Will her outcome be better because of the three month gain? Very hard to know, probably not, but we’re still glad she got it. She is doing fine five years post end of lumpectomy, radiation, and chemo, with anastrozole after.
Thank you for your take on where this seemingly nutty recommendation came from!
I don’t know any American women who would think, upon feeling an honest-to-god lump, that it didn’t warrant a medical look-see to eliminate the possibility that it was something dangerous.
Hi DrRich
Can you discuss the issues around early detection not extending survival? By which I mean, if you ave cancer that previously killed you in 90 days, and the new detection finds it 90 days earlier, but your survival time is now 180 days, so you really haven’t gained anything.
Also, I’d love to hear some talk about surrogate endpoints.
Thanks,
john
John,
I am a simple country cardiologist, and am not an expert in cancer care, especially breast cancer care which, if done correctly, requires very sophisticated decision-making. My post has to do with the misinterpretation of RCTs, and not so much the specifics of breast cancer treatment.

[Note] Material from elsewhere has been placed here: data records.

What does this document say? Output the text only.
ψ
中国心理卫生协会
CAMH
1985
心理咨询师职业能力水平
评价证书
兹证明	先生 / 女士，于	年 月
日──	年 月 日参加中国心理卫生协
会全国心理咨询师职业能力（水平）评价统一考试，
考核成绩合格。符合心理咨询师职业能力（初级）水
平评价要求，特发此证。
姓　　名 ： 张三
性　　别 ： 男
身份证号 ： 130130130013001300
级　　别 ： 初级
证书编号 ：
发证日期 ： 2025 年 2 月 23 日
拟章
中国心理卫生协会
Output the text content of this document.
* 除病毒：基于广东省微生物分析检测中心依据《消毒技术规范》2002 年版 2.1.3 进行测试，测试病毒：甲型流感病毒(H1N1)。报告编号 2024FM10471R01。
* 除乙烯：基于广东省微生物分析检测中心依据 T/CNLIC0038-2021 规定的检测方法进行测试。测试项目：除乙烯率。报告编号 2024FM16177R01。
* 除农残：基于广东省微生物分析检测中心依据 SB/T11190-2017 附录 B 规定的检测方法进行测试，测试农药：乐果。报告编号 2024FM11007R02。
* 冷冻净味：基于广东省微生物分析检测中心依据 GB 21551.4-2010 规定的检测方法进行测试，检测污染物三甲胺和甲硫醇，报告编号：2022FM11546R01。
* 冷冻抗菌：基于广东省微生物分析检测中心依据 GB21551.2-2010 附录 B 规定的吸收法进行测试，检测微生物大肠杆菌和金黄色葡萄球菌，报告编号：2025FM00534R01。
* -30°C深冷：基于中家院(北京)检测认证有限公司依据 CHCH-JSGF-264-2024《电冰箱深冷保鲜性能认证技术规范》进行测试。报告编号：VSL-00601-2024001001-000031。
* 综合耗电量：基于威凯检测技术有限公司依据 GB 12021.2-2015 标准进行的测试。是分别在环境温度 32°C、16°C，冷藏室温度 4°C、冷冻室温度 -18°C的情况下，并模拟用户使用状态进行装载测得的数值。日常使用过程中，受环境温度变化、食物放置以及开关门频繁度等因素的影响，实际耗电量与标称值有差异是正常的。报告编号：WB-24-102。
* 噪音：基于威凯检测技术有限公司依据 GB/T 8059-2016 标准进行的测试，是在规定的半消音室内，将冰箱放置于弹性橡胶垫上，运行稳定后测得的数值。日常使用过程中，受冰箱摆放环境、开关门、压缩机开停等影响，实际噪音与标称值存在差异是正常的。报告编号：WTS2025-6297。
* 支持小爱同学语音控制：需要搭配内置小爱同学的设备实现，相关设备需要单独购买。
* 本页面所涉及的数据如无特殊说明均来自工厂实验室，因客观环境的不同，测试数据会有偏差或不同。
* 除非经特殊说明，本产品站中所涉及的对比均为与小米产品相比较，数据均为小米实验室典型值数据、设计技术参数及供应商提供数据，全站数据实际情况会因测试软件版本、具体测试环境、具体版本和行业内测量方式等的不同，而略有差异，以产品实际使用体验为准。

My point (again) is that the relatively primitive therapy that women almost certainly received in Russia and China in the 1990s would seem to have little bearing on the treatment women in America receive in 2008, no matter what the endpoints might have been. So taking the results of such clinical trials at face value, and as a result advising American women to stop doing an inexpensive early detection technique is, on its face, absurd. Yet it is being done, because RCTs have acquired a mystical value.
A discussion of appropriate methods and techniques and endpoints for doing a useful breast cancer RCT is beyond my feeble abilities, I’m afraid.
Rich
Another aspect is the sometimes difficult nature of getting negative trials published. Maybe they just aren’t sexy enough but authors seem to be greatly rewarded for coming to positive conclusions and naturally design their studies to reach them.